Emily Potter made it to Tulsa. At Tulsa, where they had a half-hour stopover, she wandered restlessly from the train station into the sunlight. The sun hurt her eyes. She shaded them with her hand, and walked until she found a main street. Proceeding to one end, she did not find what she was looking for, so she retraced her steps, checking with her eyes the shops across the street, and walked the other way.

At the near end of the street, near a highway overpass, she found what she sought. Only then did she tell herself that this was what she was looking for. I'll put it away, she thought, and I won't look at it. I'll give it to Reverend Beck.

There was a little bell over the door that jangled as she went in. For a brief moment she was blinded, her eyes still used to the bright daylight outside. Also, she was confused. It had been a long time.

But it all came back to her. There were bottles set in familiar rows along one wall. She went to one with a label she knew and lifted it from its shelf and brought it to the counter. She checked her watch. In ten minutes the train would leave.

The store proprietor seemed in no hurry to wait on her. He was dusting a line of liter Chablis bottles in the back. He hummed to himself. The counter had a green mat on it, the kind that was made of textured rubber so things wouldn't slip off.

She was about to clear her throat when the proprietor turned and saw her. "Be right with you!" he said brightly. He continued his dusting for a moment longer, then tucked his duster into his belt and shuffled over to the counter. She saw that there was something wrong with his legs—one was shorter than the other and he moved with an unconscious grimace each time he took a step.

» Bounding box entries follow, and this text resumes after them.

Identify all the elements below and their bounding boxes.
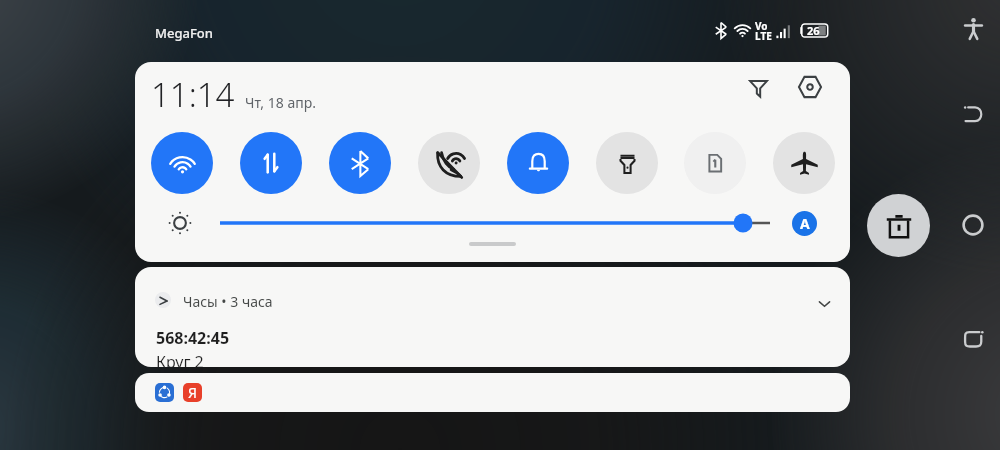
button[interactable]: Do not disturb — [507, 132, 569, 194]
button[interactable]: SIM — [684, 132, 746, 194]
button[interactable]: Share app — [155, 383, 174, 402]
staticText: LTE — [755, 29, 772, 43]
staticText: Vo — [755, 19, 768, 33]
staticText: 568:42:45 — [156, 327, 230, 349]
staticText: Я — [188, 383, 197, 402]
staticText: MegaFon — [155, 24, 213, 42]
button[interactable]: Yandex — [183, 383, 202, 402]
staticText: A — [800, 214, 810, 233]
button[interactable]: Hotspot — [418, 132, 480, 194]
staticText: Чт, 18 апр. — [245, 93, 316, 112]
button[interactable]: Expand — [809, 288, 839, 318]
button[interactable]: Back — [953, 93, 993, 133]
button[interactable]: Airplane mode — [773, 132, 835, 194]
button[interactable]: Recent apps — [953, 318, 993, 358]
button[interactable]: Filter notifications — [736, 65, 780, 109]
button[interactable]: Часы • 3 часа — [135, 267, 850, 367]
button[interactable]: Share app — [135, 373, 850, 412]
staticText: 11:14 — [151, 72, 235, 117]
button[interactable]: Home — [953, 205, 993, 245]
button[interactable]: Clear all notifications — [867, 194, 930, 257]
button[interactable]: Mobile data — [240, 132, 302, 194]
button[interactable]: Settings — [788, 65, 832, 109]
button[interactable]: 11:14 — [151, 72, 316, 117]
button[interactable]: Wi-Fi — [151, 132, 213, 194]
staticText: Круг 2 — [156, 351, 204, 367]
staticText: Часы • 3 часа — [183, 292, 273, 311]
button[interactable]: Accessibility — [953, 8, 993, 48]
button[interactable]: Flashlight — [596, 132, 658, 194]
staticText: 26 — [807, 23, 820, 38]
button[interactable]: Bluetooth — [329, 132, 391, 194]
button[interactable]: Brightness — [215, 213, 770, 233]
button[interactable]: Auto brightness — [792, 211, 817, 236]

"Just this, please," she said when he had reached the back of the counter, knowing that if she did not say that, he would ask her what else she wanted. He looked like the kind of man who would say that, then go on to the weather and maybe politics before getting around to telling her about a wonderful red wine that had just come in from Uruguay. He looked like the kind of man that went into barbershops and stayed there all day when he wasn't working, talking and talking.

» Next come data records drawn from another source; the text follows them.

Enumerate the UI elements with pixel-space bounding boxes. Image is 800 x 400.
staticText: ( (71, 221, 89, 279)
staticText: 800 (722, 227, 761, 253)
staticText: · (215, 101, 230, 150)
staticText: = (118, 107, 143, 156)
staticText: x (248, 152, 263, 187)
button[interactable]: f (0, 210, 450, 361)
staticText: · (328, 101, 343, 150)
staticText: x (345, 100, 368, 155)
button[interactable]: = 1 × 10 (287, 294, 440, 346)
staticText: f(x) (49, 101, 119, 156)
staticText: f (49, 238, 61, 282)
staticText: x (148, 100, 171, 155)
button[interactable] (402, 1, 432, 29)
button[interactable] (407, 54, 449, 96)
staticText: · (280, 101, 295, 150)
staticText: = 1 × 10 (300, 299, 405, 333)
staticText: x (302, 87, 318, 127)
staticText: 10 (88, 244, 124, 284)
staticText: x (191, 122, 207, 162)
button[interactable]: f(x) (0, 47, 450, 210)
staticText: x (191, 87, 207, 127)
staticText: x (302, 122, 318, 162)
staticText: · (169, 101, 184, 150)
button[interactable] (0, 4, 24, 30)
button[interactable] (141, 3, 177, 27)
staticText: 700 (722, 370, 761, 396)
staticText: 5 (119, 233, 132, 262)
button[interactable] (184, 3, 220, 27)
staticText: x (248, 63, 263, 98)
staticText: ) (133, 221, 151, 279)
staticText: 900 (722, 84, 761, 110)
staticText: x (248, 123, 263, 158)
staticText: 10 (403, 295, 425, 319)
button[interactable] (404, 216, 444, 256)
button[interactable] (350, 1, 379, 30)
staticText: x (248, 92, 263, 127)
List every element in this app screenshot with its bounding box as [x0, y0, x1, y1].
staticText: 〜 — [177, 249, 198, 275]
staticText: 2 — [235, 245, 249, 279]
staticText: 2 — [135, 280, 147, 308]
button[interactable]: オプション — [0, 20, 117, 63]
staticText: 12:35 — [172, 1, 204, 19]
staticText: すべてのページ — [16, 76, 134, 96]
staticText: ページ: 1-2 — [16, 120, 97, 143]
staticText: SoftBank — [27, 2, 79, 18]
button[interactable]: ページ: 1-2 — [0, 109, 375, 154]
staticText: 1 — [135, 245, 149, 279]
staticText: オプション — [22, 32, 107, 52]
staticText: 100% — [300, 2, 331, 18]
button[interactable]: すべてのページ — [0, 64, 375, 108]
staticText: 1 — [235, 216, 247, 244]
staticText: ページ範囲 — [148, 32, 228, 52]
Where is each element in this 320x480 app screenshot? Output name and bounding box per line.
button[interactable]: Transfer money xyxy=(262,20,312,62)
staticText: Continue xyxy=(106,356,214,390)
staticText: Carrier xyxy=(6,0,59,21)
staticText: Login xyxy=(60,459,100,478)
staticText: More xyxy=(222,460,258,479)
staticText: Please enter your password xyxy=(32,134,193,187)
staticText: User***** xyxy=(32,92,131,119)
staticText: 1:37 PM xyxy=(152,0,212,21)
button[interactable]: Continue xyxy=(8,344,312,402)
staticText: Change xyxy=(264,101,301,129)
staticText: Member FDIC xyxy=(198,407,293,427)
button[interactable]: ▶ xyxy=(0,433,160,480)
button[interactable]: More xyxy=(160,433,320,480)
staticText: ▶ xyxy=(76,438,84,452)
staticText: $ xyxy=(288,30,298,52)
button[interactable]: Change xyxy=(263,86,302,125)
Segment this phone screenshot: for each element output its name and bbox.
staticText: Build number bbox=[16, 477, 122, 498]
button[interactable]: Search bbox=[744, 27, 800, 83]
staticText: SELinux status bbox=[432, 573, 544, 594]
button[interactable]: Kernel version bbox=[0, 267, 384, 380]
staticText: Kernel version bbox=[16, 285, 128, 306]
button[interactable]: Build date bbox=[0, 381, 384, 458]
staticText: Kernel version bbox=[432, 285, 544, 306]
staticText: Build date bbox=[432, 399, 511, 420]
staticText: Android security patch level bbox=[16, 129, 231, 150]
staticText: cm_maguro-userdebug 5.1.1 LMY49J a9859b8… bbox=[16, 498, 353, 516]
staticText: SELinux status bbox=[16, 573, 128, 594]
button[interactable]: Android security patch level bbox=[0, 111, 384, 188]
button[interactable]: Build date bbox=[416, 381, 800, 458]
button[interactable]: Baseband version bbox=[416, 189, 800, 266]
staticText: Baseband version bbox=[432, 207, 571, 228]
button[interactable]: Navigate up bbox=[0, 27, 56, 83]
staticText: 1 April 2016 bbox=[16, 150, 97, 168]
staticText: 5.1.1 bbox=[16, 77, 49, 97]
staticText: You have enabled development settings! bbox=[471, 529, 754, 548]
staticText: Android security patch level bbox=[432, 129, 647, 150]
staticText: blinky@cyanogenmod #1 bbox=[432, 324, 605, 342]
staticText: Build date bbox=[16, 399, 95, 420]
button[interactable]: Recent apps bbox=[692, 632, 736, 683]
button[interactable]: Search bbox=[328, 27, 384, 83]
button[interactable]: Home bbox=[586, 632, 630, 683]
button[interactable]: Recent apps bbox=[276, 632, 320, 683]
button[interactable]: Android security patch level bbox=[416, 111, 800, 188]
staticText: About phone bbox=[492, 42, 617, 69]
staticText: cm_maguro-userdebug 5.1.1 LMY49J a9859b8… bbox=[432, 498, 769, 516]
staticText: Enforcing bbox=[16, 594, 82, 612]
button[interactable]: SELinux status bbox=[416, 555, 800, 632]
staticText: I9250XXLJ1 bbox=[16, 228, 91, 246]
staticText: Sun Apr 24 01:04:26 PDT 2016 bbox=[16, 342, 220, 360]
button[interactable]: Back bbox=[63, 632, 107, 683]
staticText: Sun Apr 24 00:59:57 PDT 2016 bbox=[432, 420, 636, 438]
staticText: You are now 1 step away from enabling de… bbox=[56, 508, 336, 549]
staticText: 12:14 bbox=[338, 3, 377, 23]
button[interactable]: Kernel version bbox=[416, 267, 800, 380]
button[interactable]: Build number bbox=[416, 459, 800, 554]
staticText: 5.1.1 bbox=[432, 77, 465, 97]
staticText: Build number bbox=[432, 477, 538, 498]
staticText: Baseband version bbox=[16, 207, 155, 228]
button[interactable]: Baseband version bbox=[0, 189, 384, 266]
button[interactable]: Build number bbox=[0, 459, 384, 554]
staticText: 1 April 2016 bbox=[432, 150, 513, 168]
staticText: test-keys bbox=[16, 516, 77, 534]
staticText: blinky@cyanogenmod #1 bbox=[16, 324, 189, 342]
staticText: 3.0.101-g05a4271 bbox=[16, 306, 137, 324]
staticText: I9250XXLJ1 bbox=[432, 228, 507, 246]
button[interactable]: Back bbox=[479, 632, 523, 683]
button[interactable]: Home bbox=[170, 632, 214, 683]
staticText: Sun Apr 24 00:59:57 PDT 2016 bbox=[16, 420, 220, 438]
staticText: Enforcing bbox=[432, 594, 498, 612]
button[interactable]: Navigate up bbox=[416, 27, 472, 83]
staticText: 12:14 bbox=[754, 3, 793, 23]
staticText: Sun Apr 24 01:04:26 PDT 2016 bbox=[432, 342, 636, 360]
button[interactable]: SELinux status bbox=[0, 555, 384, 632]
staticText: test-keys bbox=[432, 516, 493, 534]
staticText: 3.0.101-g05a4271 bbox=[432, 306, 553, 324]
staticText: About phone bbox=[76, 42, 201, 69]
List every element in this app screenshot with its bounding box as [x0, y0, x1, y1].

"You know—" the storekeeper began. She repeated, "Just this, please."

He shrugged and took her twenty-dollar bill, ringing up the sale on an old wooden cash register. The drawer didn't open, and he clucked and banged the side of it. It still didn't open. She looked at her watch and saw that there were only five minutes until the train left. She didn't want to miss it and be stuck here. She said, "That'll be fine," and took the bottle, tucking it into her shoulder bag. At the doorway, as the little bell tinkled above her, she heard the proprietor call out behind her, "Miss, your change!" as the cash-register drawer opened with an old, muffled
ding
.

She went back out into the sunshine, again holding her hand over her eyes.
Such a long time,
she thought.
So long.
As she walked briskly toward the train station she felt the hard bottle hitting against her side through the shoulder bag. She took the bottle out and held it tightly under her arm.